Remember during the beginning of the pandemic when everyone found out that Chuck E. Cheese was selling pizza under the pseudonym Pasqually's in an attempt to pass off their disks of molten play-doh as a genuine New York slice? It's hard to forget because that shit was hilarious, but it was also a "Chechov's pizza" of sorts, a bit of foreshadowing towards the horrors to come. See, Chuck E Cheese was operating what has come to be called a "virtual kitchen" or a "ghost kitchen" (spooky), essentially just a restaurant with no storefront or dining room that's geared towards delivery-only business. But Chuck E. Cheese isn't the only restaurant to do this. Many have, with some turning their existing spaces into virtual kitchens and others renting out entire warehouses to act as a brand new ghost kitchen command center. 

They'll even run multiple brands and cuisines out of the same kitchen. Move over combination Taco Bell/Pizza Hut of yesteryear. We've got a Quiznos/Cheesecakefactory/Pepe’s Perogies/ Rocky’s Italian/ Canadian Jerk/ Slush Puppie/ Monster Cupcakes/ Cinnabon/ Amaya Indian Street Food/Taco Del Mar/Lola’s Latin Food/ Tazo/ Red Bull/ Crêpe Delicious/ Nescafé/Ben & Jerry’s now.

And from a business standpoint, it all makes sense. They save on the various costs of operating a dining room, like paying for waitstaff or programing the animatronic mice, and you get to have food delivered to you at an affordable rate. It's a win-win for everyone, so much so that publication after publication after publication has dubbed ghost kitchens as "the future of the restaurant industry."
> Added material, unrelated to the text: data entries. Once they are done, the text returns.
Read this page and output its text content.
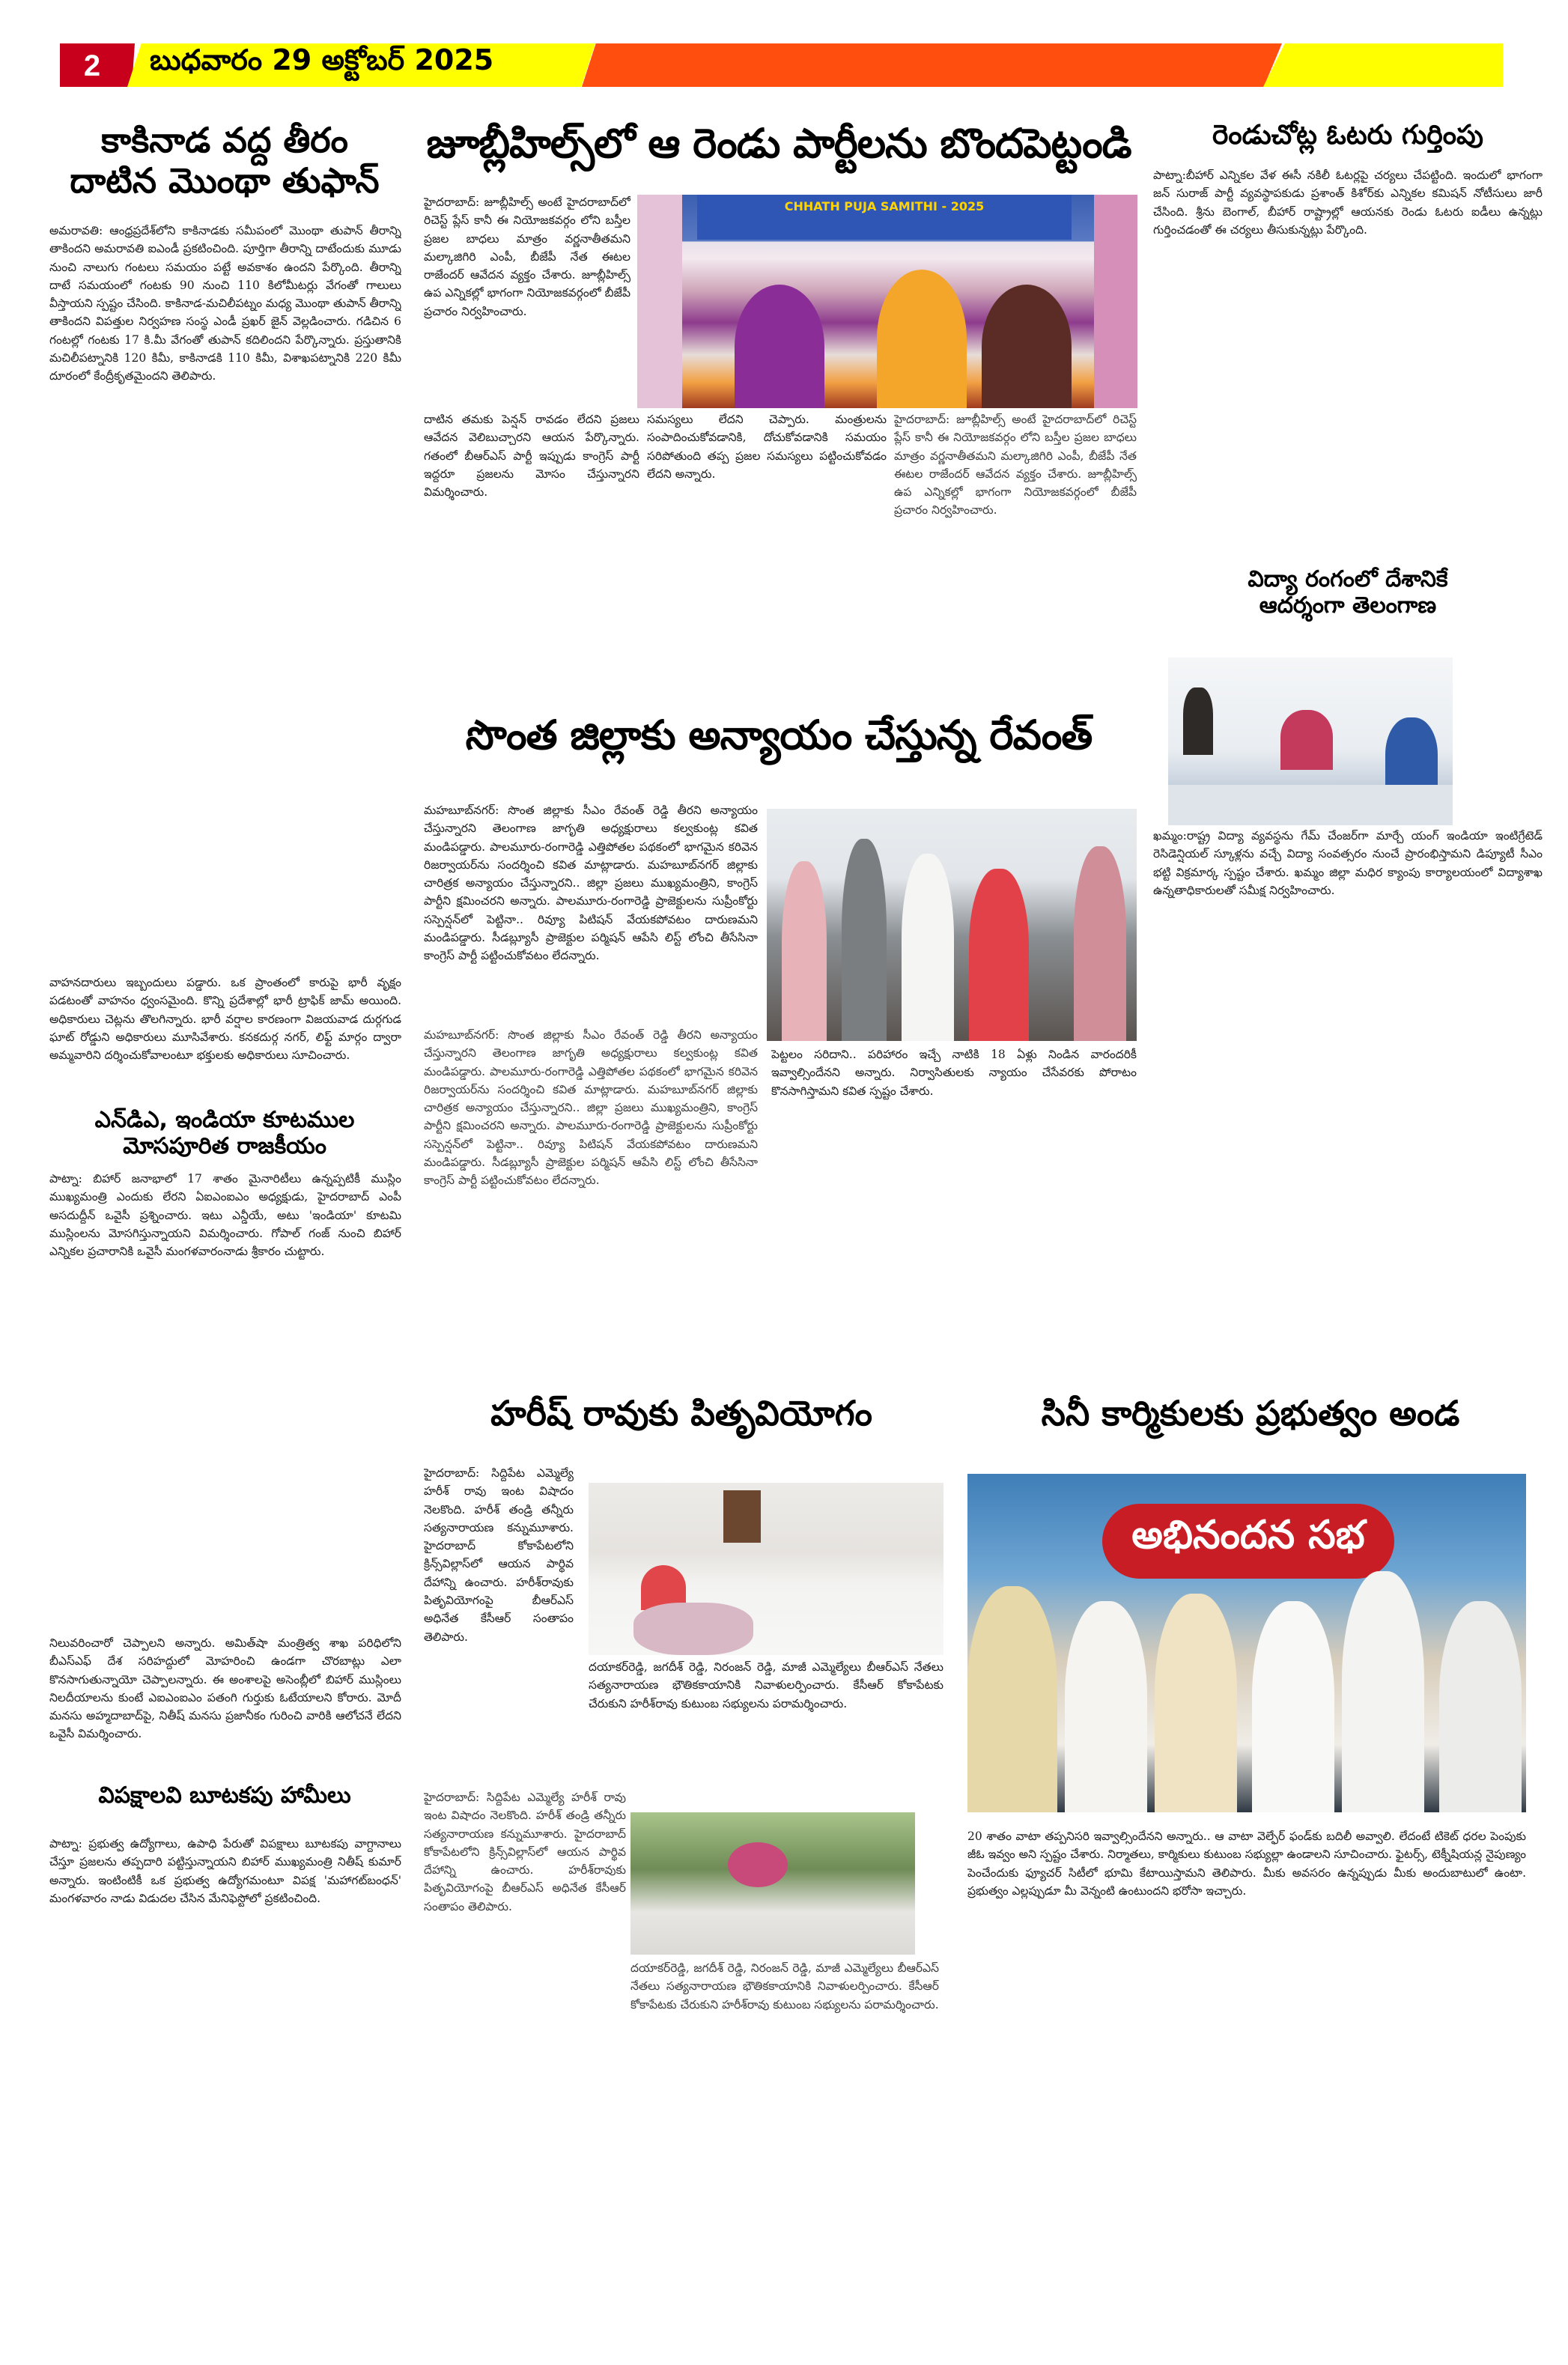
2	బుధవారం 29 అక్టోబర్ 2025
కాకినాడ వద్ద తీరం
దాటిన మొంథా తుఫాన్

అమరావతి: ఆంధ్రప్రదేశ్‌లోని కాకినాడకు సమీపంలో మొంథా తుపాన్ తీరాన్ని తాకిందని అమరావతి ఐఎండీ ప్రకటించింది. పూర్తిగా తీరాన్ని దాటేందుకు మూడు నుంచి నాలుగు గంటలు సమయం పట్టే అవకాశం ఉందని పేర్కొంది. తీరాన్ని దాటే సమయంలో గంటకు 90 నుంచి 110 కిలోమీటర్లు వేగంతో గాలులు వీస్తాయని స్పష్టం చేసింది. కాకినాడ-మచిలీపట్నం మధ్య మొంథా తుపాన్ తీరాన్ని తాకిందని విపత్తుల నిర్వహణ సంస్థ ఎండీ ప్రఖర్ జైన్ వెల్లడించారు. గడిచిన 6 గంటల్లో గంటకు 17 కి.మీ వేగంతో తుపాన్ కదిలిందని పేర్కొన్నారు. ప్రస్తుతానికి మచిలీపట్నానికి 120 కిమీ, కాకినాడకి 110 కిమీ, విశాఖపట్నానికి 220 కిమీ దూరంలో కేంద్రీకృతమైందని తెలిపారు.

వాహనదారులు ఇబ్బందులు పడ్డారు. ఒక ప్రాంతంలో కారుపై భారీ వృక్షం పడటంతో వాహనం ధ్వంసమైంది. కొన్ని ప్రదేశాల్లో భారీ ట్రాఫిక్ జామ్ అయింది. అధికారులు చెట్లను తొలగిన్నారు. భారీ వర్షాల కారణంగా విజయవాడ దుర్గగుడ ఘాట్ రోడ్డుని అధికారులు మూసివేశారు. కనకదుర్గ నగర్, లిఫ్ట్ మార్గం ద్వారా అమ్మవారిని దర్శించుకోవాలంటూ భక్తులకు అధికారులు సూచించారు.

ఎన్‌డిఎ, ఇండియా కూటముల
మోసపూరిత రాజకీయం

పాట్నా: బిహార్ జనాభాలో 17 శాతం మైనారిటీలు ఉన్నప్పటికీ ముస్లిం ముఖ్యమంత్రి ఎందుకు లేరని ఏఐఎంఐఎం అధ్యక్షుడు, హైదరాబాద్ ఎంపీ అసదుద్దీన్ ఒవైసీ ప్రశ్నించారు. ఇటు ఎన్డీయే, అటు 'ఇండియా' కూటమి ముస్లింలను మోసగిస్తున్నాయని విమర్శించారు. గోపాల్ గంజ్ నుంచి బిహార్ ఎన్నికల ప్రచారానికి ఒవైసీ మంగళవారంనాడు శ్రీకారం చుట్టారు.

నిలువరించారో చెప్పాలని అన్నారు. అమిత్‌షా మంత్రిత్వ శాఖ పరిధిలోని బీఎస్ఎఫ్ దేశ సరిహద్దులో మోహరించి ఉండగా చొరబాట్లు ఎలా కొనసాగుతున్నాయో చెప్పాలన్నారు. ఈ అంశాలపై అసెంబ్లీలో బిహార్ ముస్లింలు నిలదీయాలను కుంటే ఎఐఎంఐఎం పతంగి గుర్తుకు ఓటేయాలని కోరారు. మోదీ మనసు అహ్మదాబాద్‌పై, నితీష్ మనసు ప్రజానీకం గురించి వారికి ఆలోచనే లేదని ఒవైసీ విమర్శించారు.

విపక్షాలవి బూటకపు హామీలు

పాట్నా: ప్రభుత్వ ఉద్యోగాలు, ఉపాధి పేరుతో విపక్షాలు బూటకపు వాగ్దానాలు చేస్తూ ప్రజలను తప్పదారి పట్టిస్తున్నాయని బిహార్ ముఖ్యమంత్రి నితీష్ కుమార్ అన్నారు. ఇంటింటికీ ఒక ప్రభుత్వ ఉద్యోగమంటూ విపక్ష 'మహాగట్‌బంధన్' మంగళవారం నాడు విడుదల చేసిన మేనిఫెస్టోలో ప్రకటించింది.

జూబ్లీహిల్స్‌లో ఆ రెండు పార్టీలను బొందపెట్టండి

హైదరాబాద్: జూబ్లీహిల్స్ అంటే హైదరాబాద్‌లో రిచెస్ట్ ప్లేస్ కానీ ఈ నియోజకవర్గం లోని బస్తీల ప్రజల బాధలు మాత్రం వర్ణనాతీతమని మల్కాజిగిరి ఎంపీ, బీజేపీ నేత ఈటల రాజేందర్ ఆవేదన వ్యక్తం చేశారు. జూబ్లీహిల్స్ ఉప ఎన్నికల్లో భాగంగా నియోజకవర్గంలో బీజేపీ ప్రచారం నిర్వహించారు.

CHHATH PUJA SAMITHI - 2025

దాటిన తమకు పెన్షన్ రావడం లేదని ప్రజలు ఆవేదన వెలిబుచ్చారని ఆయన పేర్కొన్నారు. గతంలో బీఆర్ఎస్ పార్టీ ఇప్పుడు కాంగ్రెస్ పార్టీ ఇద్దరూ ప్రజలను మోసం చేస్తున్నారని విమర్శించారు.

సమస్యలు లేదని చెప్పారు. మంత్రులను సంపాదించుకోవడానికి, దోచుకోవడానికి సమయం సరిపోతుంది తప్ప ప్రజల సమస్యలు పట్టించుకోవడం లేదని అన్నారు.

హైదరాబాద్: జూబ్లీహిల్స్ అంటే హైదరాబాద్‌లో రిచెస్ట్ ప్లేస్ కానీ ఈ నియోజకవర్గం లోని బస్తీల ప్రజల బాధలు మాత్రం వర్ణనాతీతమని మల్కాజిగిరి ఎంపీ, బీజేపీ నేత ఈటల రాజేందర్ ఆవేదన వ్యక్తం చేశారు. జూబ్లీహిల్స్ ఉప ఎన్నికల్లో భాగంగా నియోజకవర్గంలో బీజేపీ ప్రచారం నిర్వహించారు.

రెండుచోట్ల ఓటరు గుర్తింపు

పాట్నా:బీహార్ ఎన్నికల వేళ ఈసీ నకిలీ ఓటర్లపై చర్యలు చేపట్టింది. ఇందులో భాగంగా జన్ సురాజ్ పార్టీ వ్యవస్థాపకుడు ప్రశాంత్ కిశోర్‌కు ఎన్నికల కమిషన్ నోటీసులు జారీ చేసింది. శ్రీను బెంగాల్, బీహార్ రాష్ట్రాల్లో ఆయనకు రెండు ఓటరు ఐడీలు ఉన్నట్లు గుర్తించడంతో ఈ చర్యలు తీసుకున్నట్లు పేర్కొంది.

విద్యా రంగంలో దేశానికే
ఆదర్శంగా తెలంగాణ

ఖమ్మం:రాష్ట్ర విద్యా వ్యవస్థను గేమ్ చేంజర్‌గా మార్చే యంగ్ ఇండియా ఇంటిగ్రేటెడ్ రెసిడెన్షియల్ స్కూళ్లను వచ్చే విద్యా సంవత్సరం నుంచే ప్రారంభిస్తామని డిప్యూటీ సీఎం భట్టి విక్రమార్క స్పష్టం చేశారు. ఖమ్మం జిల్లా మధిర క్యాంపు కార్యాలయంలో విద్యాశాఖ ఉన్నతాధికారులతో సమీక్ష నిర్వహించారు.

సొంత జిల్లాకు అన్యాయం చేస్తున్న రేవంత్

మహబూబ్‌నగర్: సొంత జిల్లాకు సీఎం రేవంత్ రెడ్డి తీరని అన్యాయం చేస్తున్నారని తెలంగాణ జాగృతి అధ్యక్షురాలు కల్వకుంట్ల కవిత మండిపడ్డారు. పాలమూరు-రంగారెడ్డి ఎత్తిపోతల పథకంలో భాగమైన కరివెన రిజర్వాయర్‌ను సందర్శించి కవిత మాట్లాడారు. మహబూబ్‌నగర్ జిల్లాకు చారిత్రక అన్యాయం చేస్తున్నారని.. జిల్లా ప్రజలు ముఖ్యమంత్రిని, కాంగ్రెస్ పార్టీని క్షమించరని అన్నారు. పాలమూరు-రంగారెడ్డి ప్రాజెక్టులను సుప్రీంకోర్టు సస్పెన్షన్‌లో పెట్టినా.. రివ్యూ పిటిషన్ వేయకపోవటం దారుణమని మండిపడ్డారు. సీడబ్ల్యూసీ ప్రాజెక్టుల పర్మిషన్ ఆపేసి లిస్ట్ లోంచి తీసేసినా కాంగ్రెస్ పార్టీ పట్టించుకోవటం లేదన్నారు.

మహబూబ్‌నగర్: సొంత జిల్లాకు సీఎం రేవంత్ రెడ్డి తీరని అన్యాయం చేస్తున్నారని తెలంగాణ జాగృతి అధ్యక్షురాలు కల్వకుంట్ల కవిత మండిపడ్డారు. పాలమూరు-రంగారెడ్డి ఎత్తిపోతల పథకంలో భాగమైన కరివెన రిజర్వాయర్‌ను సందర్శించి కవిత మాట్లాడారు. మహబూబ్‌నగర్ జిల్లాకు చారిత్రక అన్యాయం చేస్తున్నారని.. జిల్లా ప్రజలు ముఖ్యమంత్రిని, కాంగ్రెస్ పార్టీని క్షమించరని అన్నారు. పాలమూరు-రంగారెడ్డి ప్రాజెక్టులను సుప్రీంకోర్టు సస్పెన్షన్‌లో పెట్టినా.. రివ్యూ పిటిషన్ వేయకపోవటం దారుణమని మండిపడ్డారు. సీడబ్ల్యూసీ ప్రాజెక్టుల పర్మిషన్ ఆపేసి లిస్ట్ లోంచి తీసేసినా కాంగ్రెస్ పార్టీ పట్టించుకోవటం లేదన్నారు.

పెట్టలం సరిదాని.. పరిహారం ఇచ్చే నాటికి 18 ఏళ్లు నిండిన వారందరికీ ఇవ్వాల్సిందేనని అన్నారు. నిర్వాసితులకు న్యాయం చేసేవరకు పోరాటం కొనసాగిస్తామని కవిత స్పష్టం చేశారు.

హరీష్ రావుకు పితృవియోగం

హైదరాబాద్: సిద్దిపేట ఎమ్మెల్యే హరీశ్ రావు ఇంట విషాదం నెలకొంది. హరీశ్ తండ్రి తన్నీరు సత్యనారాయణ కన్నుమూశారు. హైదరాబాద్ కోకాపేటలోని క్రిన్స్‌విల్లాస్‌లో ఆయన పార్థివ దేహాన్ని ఉంచారు. హరీశ్‌రావుకు పితృవియోగంపై బీఆర్ఎస్ అధినేత కేసీఆర్ సంతాపం తెలిపారు.

దయాకర్‌రెడ్డి, జగదీశ్ రెడ్డి, నిరంజన్ రెడ్డి, మాజీ ఎమ్మెల్యేలు బీఆర్ఎస్ నేతలు సత్యనారాయణ భౌతికకాయానికి నివాళులర్పించారు. కేసీఆర్ కోకాపేటకు చేరుకుని హరీశ్‌రావు కుటుంబ సభ్యులను పరామర్శించారు.

హైదరాబాద్: సిద్దిపేట ఎమ్మెల్యే హరీశ్ రావు ఇంట విషాదం నెలకొంది. హరీశ్ తండ్రి తన్నీరు సత్యనారాయణ కన్నుమూశారు. హైదరాబాద్ కోకాపేటలోని క్రిన్స్‌విల్లాస్‌లో ఆయన పార్థివ దేహాన్ని ఉంచారు. హరీశ్‌రావుకు పితృవియోగంపై బీఆర్ఎస్ అధినేత కేసీఆర్ సంతాపం తెలిపారు.

దయాకర్‌రెడ్డి, జగదీశ్ రెడ్డి, నిరంజన్ రెడ్డి, మాజీ ఎమ్మెల్యేలు బీఆర్ఎస్ నేతలు సత్యనారాయణ భౌతికకాయానికి నివాళులర్పించారు. కేసీఆర్ కోకాపేటకు చేరుకుని హరీశ్‌రావు కుటుంబ సభ్యులను పరామర్శించారు.

సినీ కార్మికులకు ప్రభుత్వం అండ
అభినందన సభ

20 శాతం వాటా తప్పనిసరి ఇవ్వాల్సిందేనని అన్నారు.. ఆ వాటా వెల్ఫేర్ ఫండ్‌కు బదిలీ అవ్వాలి. లేదంటే టికెట్ ధరల పెంపుకు జీఓ ఇవ్వం అని స్పష్టం చేశారు. నిర్మాతలు, కార్మికులు కుటుంబ సభ్యుల్లా ఉండాలని సూచించారు. ఫైటర్స్, టెక్నీషియన్ల నైపుణ్యం పెంచేందుకు ఫ్యూచర్ సిటీలో భూమి కేటాయిస్తామని తెలిపారు. మీకు అవసరం ఉన్నప్పుడు మీకు అందుబాటులో ఉంటా. ప్రభుత్వం ఎల్లప్పుడూ మీ వెన్నంటి ఉంటుందని భరోసా ఇచ్చారు.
But if you're reading this and feeling a bit queasy, know that's not just the taco/perogie/Red Bull fusion you ordered. It's also because you know in your gut that there's something rather dystopian about your remaining meals being shipped to you from an unspecified location. Eating isn't only about the food. It's about the experience. You talk to your server when you go out to eat. You're usually able to see into the kitchen. There's a sense of trust that is built. You know you're chicken wings aren't being squirted out of a tube in Area 51. You're also just there because it's fun. Where would we be as a society if a young John Mulaney grew up in a world mostly run with ghost kitchens? We certainly wouldn't know the joys of trolling strangers with jukebox tunes, that's for damn sure.

Granted, delivery is also one of those dining experiences too, and hell, if it can't be a great one. We dare you to find a sexual position that feels better than having xiaolongbao delivered to your door in the midst of a Netflix binge. But the worry here is that if ghost kitchens become too successful, it will be at the expense of everything else. Think of how Amazon is able to cut its prices (and crush small businesses) because a warehouse is so much more cost-effective than a store. But we don't think that's going to be the case. Eating is too communal an activity and also, the John Mulaney thing.